Burritos are a lifesaver for vegans and vegetarians! I was recently out with some friends at a restaurants trying to be cautious of my choice of food from the fairly un-vegan menu. My options were – roasted squash pasta, veggie burger or a salad. Of course when your vegan or vegetarian your go to meal when your out is usually the salad, so when there are other options at the table you try to explore. Well the pasta was made with egg noodles, and the veggie burger was made with egg whites, so neither of these two were suitable – I ordered the salad. To be safe I always order salads with dressing on the side so I can choose how much goes on and also know there’s no sugar or weird stuff in my dressing. I did just that, however the salad came with a creamy sauce all over the kale and lettuce! I sent it back and requested again no dressing on the salad and this time just oil and vinegar on the side. They brought me a replacement salad and remembered to put the oil and vinegar on the side this time.. But the lettuce still came rubbed in a dairy filled cream dressing. Apparently this is how they do their salads.  Since everyone else ordered at the same time, after I’d (tried not to but did) complain the second time everyone was pretty much done.

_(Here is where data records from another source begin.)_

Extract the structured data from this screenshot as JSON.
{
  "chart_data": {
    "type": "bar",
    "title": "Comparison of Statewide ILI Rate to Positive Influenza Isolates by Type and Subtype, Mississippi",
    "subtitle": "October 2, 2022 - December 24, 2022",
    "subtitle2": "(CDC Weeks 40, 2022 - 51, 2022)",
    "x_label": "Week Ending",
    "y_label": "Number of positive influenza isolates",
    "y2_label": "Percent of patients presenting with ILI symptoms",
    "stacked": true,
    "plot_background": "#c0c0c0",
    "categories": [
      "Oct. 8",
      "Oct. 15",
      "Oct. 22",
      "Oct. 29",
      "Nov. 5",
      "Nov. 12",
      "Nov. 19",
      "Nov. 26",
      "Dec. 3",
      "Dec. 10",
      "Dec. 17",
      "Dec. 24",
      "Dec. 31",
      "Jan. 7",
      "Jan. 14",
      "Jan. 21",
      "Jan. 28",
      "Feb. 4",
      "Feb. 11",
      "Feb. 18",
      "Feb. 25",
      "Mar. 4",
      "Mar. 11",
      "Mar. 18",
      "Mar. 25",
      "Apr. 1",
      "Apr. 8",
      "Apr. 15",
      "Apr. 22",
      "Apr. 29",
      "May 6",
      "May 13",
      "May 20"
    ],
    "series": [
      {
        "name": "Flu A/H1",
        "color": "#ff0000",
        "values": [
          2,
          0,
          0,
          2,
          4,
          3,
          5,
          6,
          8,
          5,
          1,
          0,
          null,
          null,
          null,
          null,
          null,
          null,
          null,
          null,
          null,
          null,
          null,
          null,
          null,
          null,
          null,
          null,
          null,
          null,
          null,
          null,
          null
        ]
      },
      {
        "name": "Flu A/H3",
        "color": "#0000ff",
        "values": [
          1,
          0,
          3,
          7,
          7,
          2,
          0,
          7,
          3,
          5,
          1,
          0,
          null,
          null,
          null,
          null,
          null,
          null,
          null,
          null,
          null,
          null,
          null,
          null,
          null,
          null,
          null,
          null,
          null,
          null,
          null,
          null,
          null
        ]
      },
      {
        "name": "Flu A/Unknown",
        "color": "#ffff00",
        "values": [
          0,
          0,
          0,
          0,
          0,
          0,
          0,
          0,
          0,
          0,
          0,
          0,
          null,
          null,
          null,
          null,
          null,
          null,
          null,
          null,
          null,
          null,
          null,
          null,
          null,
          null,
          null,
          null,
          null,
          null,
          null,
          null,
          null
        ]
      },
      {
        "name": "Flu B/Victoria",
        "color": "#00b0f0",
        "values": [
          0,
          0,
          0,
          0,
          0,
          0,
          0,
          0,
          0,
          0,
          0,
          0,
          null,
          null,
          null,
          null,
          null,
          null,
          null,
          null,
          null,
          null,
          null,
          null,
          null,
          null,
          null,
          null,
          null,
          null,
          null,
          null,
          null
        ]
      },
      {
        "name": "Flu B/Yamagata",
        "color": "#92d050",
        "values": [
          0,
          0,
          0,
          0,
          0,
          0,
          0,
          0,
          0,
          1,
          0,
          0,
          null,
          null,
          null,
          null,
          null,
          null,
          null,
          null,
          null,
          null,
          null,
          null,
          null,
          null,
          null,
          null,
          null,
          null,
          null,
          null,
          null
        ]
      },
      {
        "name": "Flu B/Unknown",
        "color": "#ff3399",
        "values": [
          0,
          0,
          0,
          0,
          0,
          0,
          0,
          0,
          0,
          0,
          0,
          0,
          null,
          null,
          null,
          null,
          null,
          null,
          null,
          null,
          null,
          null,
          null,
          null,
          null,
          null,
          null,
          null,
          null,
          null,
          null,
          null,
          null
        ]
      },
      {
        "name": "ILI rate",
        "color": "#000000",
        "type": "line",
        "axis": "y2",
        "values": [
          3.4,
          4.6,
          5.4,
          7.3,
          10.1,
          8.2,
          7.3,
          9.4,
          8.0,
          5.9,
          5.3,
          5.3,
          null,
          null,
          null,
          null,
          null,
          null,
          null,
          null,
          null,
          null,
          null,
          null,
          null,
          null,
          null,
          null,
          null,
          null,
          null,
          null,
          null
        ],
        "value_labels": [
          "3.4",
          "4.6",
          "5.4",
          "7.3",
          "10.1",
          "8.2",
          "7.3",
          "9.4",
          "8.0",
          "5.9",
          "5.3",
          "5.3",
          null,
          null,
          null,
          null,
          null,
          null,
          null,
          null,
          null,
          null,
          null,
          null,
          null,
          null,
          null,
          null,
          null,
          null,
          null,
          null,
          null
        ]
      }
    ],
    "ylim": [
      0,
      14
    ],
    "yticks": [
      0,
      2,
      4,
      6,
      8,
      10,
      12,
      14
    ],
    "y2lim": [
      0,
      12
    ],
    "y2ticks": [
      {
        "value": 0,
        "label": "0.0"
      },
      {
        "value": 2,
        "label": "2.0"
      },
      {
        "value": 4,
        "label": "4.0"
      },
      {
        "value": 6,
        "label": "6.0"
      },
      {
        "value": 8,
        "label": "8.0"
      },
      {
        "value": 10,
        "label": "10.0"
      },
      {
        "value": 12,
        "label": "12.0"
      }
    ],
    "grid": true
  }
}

It was at that moment I wished we chose a more suitable restaurant for the overly picky (and as I like to see it healthy) eater (me!). A burrito chain would have been awesome! They always offer vegetarian options and if your careful you can get a completely vegan burrito too! Well needless to say I enjoy making my own vegan burittos at home filled with ingredients I know and the topped off with the tastiest guacamole ever.

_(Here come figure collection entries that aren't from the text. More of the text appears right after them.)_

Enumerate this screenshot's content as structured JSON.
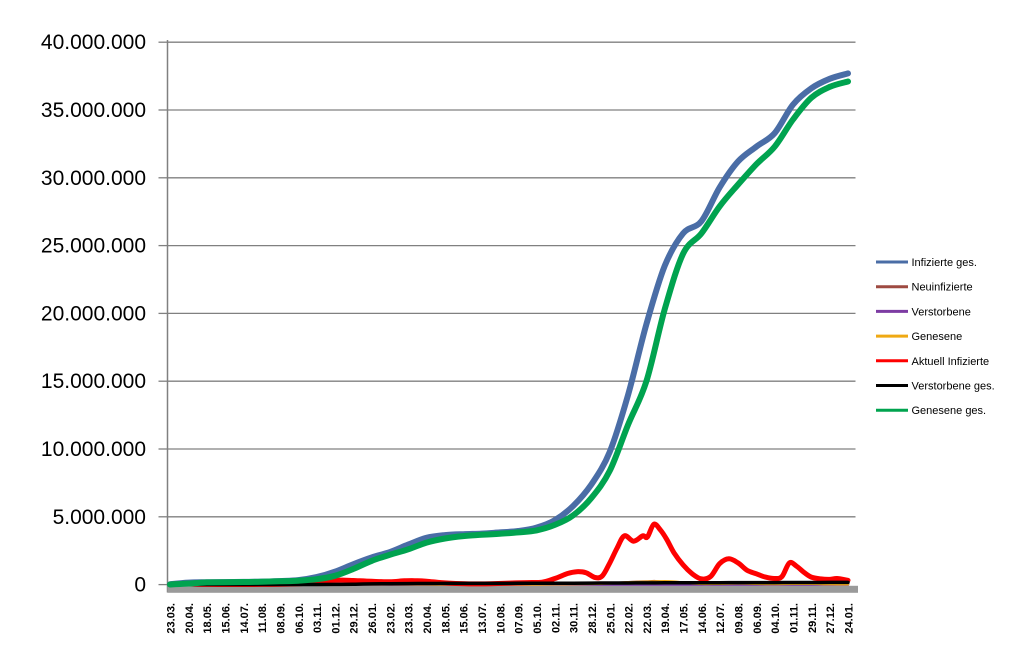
{
  "chart_data": {
    "type": "line",
    "title": "",
    "xlabel": "",
    "ylabel": "",
    "ylim": [
      0,
      40000000
    ],
    "grid": "horizontal-only",
    "legend_position": "right-middle",
    "y_ticks": {
      "values": [
        0,
        5000000,
        10000000,
        15000000,
        20000000,
        25000000,
        30000000,
        35000000,
        40000000
      ],
      "labels": [
        "0",
        "5.000.000",
        "10.000.000",
        "15.000.000",
        "20.000.000",
        "25.000.000",
        "30.000.000",
        "35.000.000",
        "40.000.000"
      ]
    },
    "x_tick_labels": [
      "23.03.",
      "20.04.",
      "18.05.",
      "15.06.",
      "14.07.",
      "11.08.",
      "08.09.",
      "06.10.",
      "03.11.",
      "01.12.",
      "29.12.",
      "26.01.",
      "23.02.",
      "23.03.",
      "20.04.",
      "18.05.",
      "15.06.",
      "13.07.",
      "10.08.",
      "07.09.",
      "05.10.",
      "02.11.",
      "30.11.",
      "28.12.",
      "25.01.",
      "22.02.",
      "22.03.",
      "19.04.",
      "17.05.",
      "14.06.",
      "12.07.",
      "09.08.",
      "06.09.",
      "04.10.",
      "01.11.",
      "29.11.",
      "27.12.",
      "24.01."
    ],
    "series": [
      {
        "name": "Infizierte ges.",
        "color": "#4a6da6",
        "width": 6,
        "points": [
          [
            0,
            30000
          ],
          [
            1,
            150000
          ],
          [
            2,
            178000
          ],
          [
            3,
            188000
          ],
          [
            4,
            200000
          ],
          [
            5,
            220000
          ],
          [
            6,
            260000
          ],
          [
            7,
            330000
          ],
          [
            8,
            550000
          ],
          [
            9,
            950000
          ],
          [
            10,
            1500000
          ],
          [
            11,
            2000000
          ],
          [
            12,
            2400000
          ],
          [
            13,
            2950000
          ],
          [
            14,
            3450000
          ],
          [
            15,
            3650000
          ],
          [
            16,
            3720000
          ],
          [
            17,
            3760000
          ],
          [
            18,
            3850000
          ],
          [
            19,
            3950000
          ],
          [
            20,
            4200000
          ],
          [
            21,
            4750000
          ],
          [
            22,
            5800000
          ],
          [
            23,
            7400000
          ],
          [
            24,
            9800000
          ],
          [
            25,
            14000000
          ],
          [
            26,
            19200000
          ],
          [
            27,
            23500000
          ],
          [
            28,
            25900000
          ],
          [
            29,
            26800000
          ],
          [
            30,
            29300000
          ],
          [
            31,
            31200000
          ],
          [
            32,
            32300000
          ],
          [
            33,
            33300000
          ],
          [
            34,
            35400000
          ],
          [
            35,
            36600000
          ],
          [
            36,
            37300000
          ],
          [
            37,
            37700000
          ]
        ]
      },
      {
        "name": "Neuinfizierte",
        "color": "#9e4a41",
        "width": 2.5,
        "points": [
          [
            0,
            5000
          ],
          [
            2,
            3000
          ],
          [
            4,
            2000
          ],
          [
            6,
            8000
          ],
          [
            8,
            20000
          ],
          [
            9,
            25000
          ],
          [
            10,
            22000
          ],
          [
            11,
            15000
          ],
          [
            12,
            10000
          ],
          [
            13,
            14000
          ],
          [
            14,
            13000
          ],
          [
            15,
            6000
          ],
          [
            16,
            3000
          ],
          [
            17,
            5000
          ],
          [
            18,
            8000
          ],
          [
            19,
            10000
          ],
          [
            20,
            12000
          ],
          [
            21,
            30000
          ],
          [
            22,
            50000
          ],
          [
            23,
            40000
          ],
          [
            24,
            100000
          ],
          [
            25,
            180000
          ],
          [
            26,
            230000
          ],
          [
            26.5,
            250000
          ],
          [
            27,
            200000
          ],
          [
            28,
            100000
          ],
          [
            29,
            40000
          ],
          [
            30,
            90000
          ],
          [
            31,
            80000
          ],
          [
            32,
            50000
          ],
          [
            33,
            40000
          ],
          [
            34,
            80000
          ],
          [
            35,
            45000
          ],
          [
            36,
            30000
          ],
          [
            37,
            25000
          ]
        ]
      },
      {
        "name": "Verstorbene",
        "color": "#7d3ca3",
        "width": 2.5,
        "points": [
          [
            0,
            500
          ],
          [
            2,
            1200
          ],
          [
            4,
            400
          ],
          [
            6,
            300
          ],
          [
            8,
            1500
          ],
          [
            10,
            5000
          ],
          [
            11,
            5500
          ],
          [
            12,
            3500
          ],
          [
            14,
            1500
          ],
          [
            16,
            800
          ],
          [
            18,
            500
          ],
          [
            20,
            800
          ],
          [
            22,
            2500
          ],
          [
            23,
            3000
          ],
          [
            24,
            2000
          ],
          [
            26,
            1800
          ],
          [
            28,
            1500
          ],
          [
            30,
            1000
          ],
          [
            32,
            1000
          ],
          [
            34,
            1200
          ],
          [
            36,
            1500
          ],
          [
            37,
            1200
          ]
        ]
      },
      {
        "name": "Genesene",
        "color": "#efa913",
        "width": 2.5,
        "points": [
          [
            0,
            2000
          ],
          [
            2,
            4000
          ],
          [
            4,
            3000
          ],
          [
            6,
            7000
          ],
          [
            8,
            15000
          ],
          [
            9,
            22000
          ],
          [
            10,
            25000
          ],
          [
            11,
            18000
          ],
          [
            12,
            12000
          ],
          [
            13,
            14000
          ],
          [
            14,
            15000
          ],
          [
            15,
            8000
          ],
          [
            16,
            4000
          ],
          [
            17,
            4000
          ],
          [
            18,
            7000
          ],
          [
            19,
            9000
          ],
          [
            20,
            11000
          ],
          [
            21,
            20000
          ],
          [
            22,
            40000
          ],
          [
            23,
            50000
          ],
          [
            24,
            90000
          ],
          [
            25,
            160000
          ],
          [
            26,
            210000
          ],
          [
            27,
            240000
          ],
          [
            27.5,
            220000
          ],
          [
            28,
            150000
          ],
          [
            29,
            60000
          ],
          [
            30,
            70000
          ],
          [
            31,
            90000
          ],
          [
            32,
            65000
          ],
          [
            33,
            45000
          ],
          [
            34,
            60000
          ],
          [
            35,
            60000
          ],
          [
            36,
            35000
          ],
          [
            37,
            30000
          ]
        ]
      },
      {
        "name": "Aktuell Infizierte",
        "color": "#fe0000",
        "width": 5,
        "points": [
          [
            0,
            30000
          ],
          [
            0.4,
            60000
          ],
          [
            1,
            50000
          ],
          [
            1.5,
            30000
          ],
          [
            2,
            15000
          ],
          [
            3,
            8000
          ],
          [
            4,
            6000
          ],
          [
            5,
            12000
          ],
          [
            6,
            25000
          ],
          [
            7,
            60000
          ],
          [
            8,
            180000
          ],
          [
            8.7,
            300000
          ],
          [
            9.4,
            330000
          ],
          [
            10,
            300000
          ],
          [
            11,
            240000
          ],
          [
            12,
            210000
          ],
          [
            12.8,
            280000
          ],
          [
            13.5,
            285000
          ],
          [
            14,
            250000
          ],
          [
            14.8,
            150000
          ],
          [
            15.6,
            80000
          ],
          [
            16.5,
            50000
          ],
          [
            17.5,
            70000
          ],
          [
            18.5,
            110000
          ],
          [
            19.5,
            150000
          ],
          [
            20.3,
            180000
          ],
          [
            21,
            450000
          ],
          [
            21.7,
            820000
          ],
          [
            22.2,
            950000
          ],
          [
            22.7,
            880000
          ],
          [
            23.2,
            520000
          ],
          [
            23.6,
            650000
          ],
          [
            24,
            1600000
          ],
          [
            24.4,
            2700000
          ],
          [
            24.8,
            3600000
          ],
          [
            25.3,
            3200000
          ],
          [
            25.8,
            3600000
          ],
          [
            26.05,
            3500000
          ],
          [
            26.4,
            4450000
          ],
          [
            26.75,
            4050000
          ],
          [
            27.1,
            3350000
          ],
          [
            27.5,
            2350000
          ],
          [
            28,
            1450000
          ],
          [
            28.5,
            800000
          ],
          [
            29,
            420000
          ],
          [
            29.5,
            600000
          ],
          [
            30,
            1550000
          ],
          [
            30.5,
            1900000
          ],
          [
            31,
            1600000
          ],
          [
            31.5,
            1050000
          ],
          [
            32,
            800000
          ],
          [
            32.5,
            550000
          ],
          [
            33,
            450000
          ],
          [
            33.4,
            600000
          ],
          [
            33.8,
            1600000
          ],
          [
            34.2,
            1350000
          ],
          [
            34.6,
            900000
          ],
          [
            35,
            550000
          ],
          [
            35.5,
            420000
          ],
          [
            36,
            380000
          ],
          [
            36.4,
            450000
          ],
          [
            37,
            320000
          ]
        ]
      },
      {
        "name": "Verstorbene ges.",
        "color": "#000000",
        "width": 3.5,
        "points": [
          [
            0,
            500
          ],
          [
            1,
            4500
          ],
          [
            2,
            8000
          ],
          [
            3,
            8800
          ],
          [
            4,
            9100
          ],
          [
            5,
            9200
          ],
          [
            6,
            9350
          ],
          [
            7,
            9600
          ],
          [
            8,
            11000
          ],
          [
            9,
            17000
          ],
          [
            10,
            33000
          ],
          [
            11,
            54000
          ],
          [
            12,
            69000
          ],
          [
            13,
            75000
          ],
          [
            14,
            81000
          ],
          [
            15,
            87000
          ],
          [
            16,
            90000
          ],
          [
            17,
            91000
          ],
          [
            18,
            92000
          ],
          [
            19,
            92500
          ],
          [
            20,
            94000
          ],
          [
            21,
            96000
          ],
          [
            22,
            101000
          ],
          [
            23,
            111000
          ],
          [
            24,
            117000
          ],
          [
            25,
            121000
          ],
          [
            26,
            126000
          ],
          [
            27,
            132000
          ],
          [
            28,
            138000
          ],
          [
            29,
            140000
          ],
          [
            30,
            142000
          ],
          [
            31,
            145000
          ],
          [
            32,
            147000
          ],
          [
            33,
            150000
          ],
          [
            34,
            153000
          ],
          [
            35,
            157000
          ],
          [
            36,
            161000
          ],
          [
            37,
            165000
          ]
        ]
      },
      {
        "name": "Genesene ges.",
        "color": "#00a34f",
        "width": 6,
        "points": [
          [
            0,
            10000
          ],
          [
            1,
            80000
          ],
          [
            2,
            160000
          ],
          [
            3,
            180000
          ],
          [
            4,
            190000
          ],
          [
            5,
            210000
          ],
          [
            6,
            240000
          ],
          [
            7,
            290000
          ],
          [
            8,
            400000
          ],
          [
            9,
            650000
          ],
          [
            10,
            1150000
          ],
          [
            11,
            1750000
          ],
          [
            12,
            2200000
          ],
          [
            13,
            2600000
          ],
          [
            14,
            3100000
          ],
          [
            15,
            3400000
          ],
          [
            16,
            3580000
          ],
          [
            17,
            3670000
          ],
          [
            18,
            3750000
          ],
          [
            19,
            3850000
          ],
          [
            20,
            4000000
          ],
          [
            21,
            4400000
          ],
          [
            22,
            5100000
          ],
          [
            23,
            6400000
          ],
          [
            24,
            8400000
          ],
          [
            25,
            11800000
          ],
          [
            26,
            15000000
          ],
          [
            27,
            20300000
          ],
          [
            28,
            24400000
          ],
          [
            29,
            25900000
          ],
          [
            30,
            27900000
          ],
          [
            31,
            29500000
          ],
          [
            32,
            31000000
          ],
          [
            33,
            32300000
          ],
          [
            34,
            34300000
          ],
          [
            35,
            35900000
          ],
          [
            36,
            36700000
          ],
          [
            37,
            37100000
          ]
        ]
      }
    ],
    "style": {
      "background": "#ffffff",
      "gridline_color": "#808080",
      "axis_line_color": "#808080",
      "x_axis_bar_color": "#9a9a9a",
      "label_color": "#000000",
      "y_label_font_px": 21,
      "x_label_font_px": 11,
      "legend_font_px": 11
    }
  }
}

1 wrap (preferrably gluten-free rice wrap)
1/4 cup quinoa
1/4 cup black beans (soaked and cooked, or canned)
Handful of roasted sweet potato
1/2 ripe vine tomato
several servings of guacamole (see previous post)
Additional ingredients:
Handful of kale, chopped carrots and corn

For the seasoning:
1 teaspoon cayene pepper
1 teaspoon turmeric
1 teaspoon paprika
1 teaspoon salt & pepper

Heat a skillet on medium-low heat with a drizzle of coconut oil and add the quinoa, beans and sweet potato. Add the seasoning and stir around until everything is warm. Warm up the wrap in the oven for a few minutes at the lowest heat (around 175 degrees). Take the wrap out of the oven, put on plate and smear on some guacamole. Add the seasoned quinoa, beans and sweet potato and then your other toppings of choice ( I added kale and carrots this time). Top off with some more guacamole and your done! roll the wrap tightly and if you’d like toast up on both side in the skillet or in a panini press.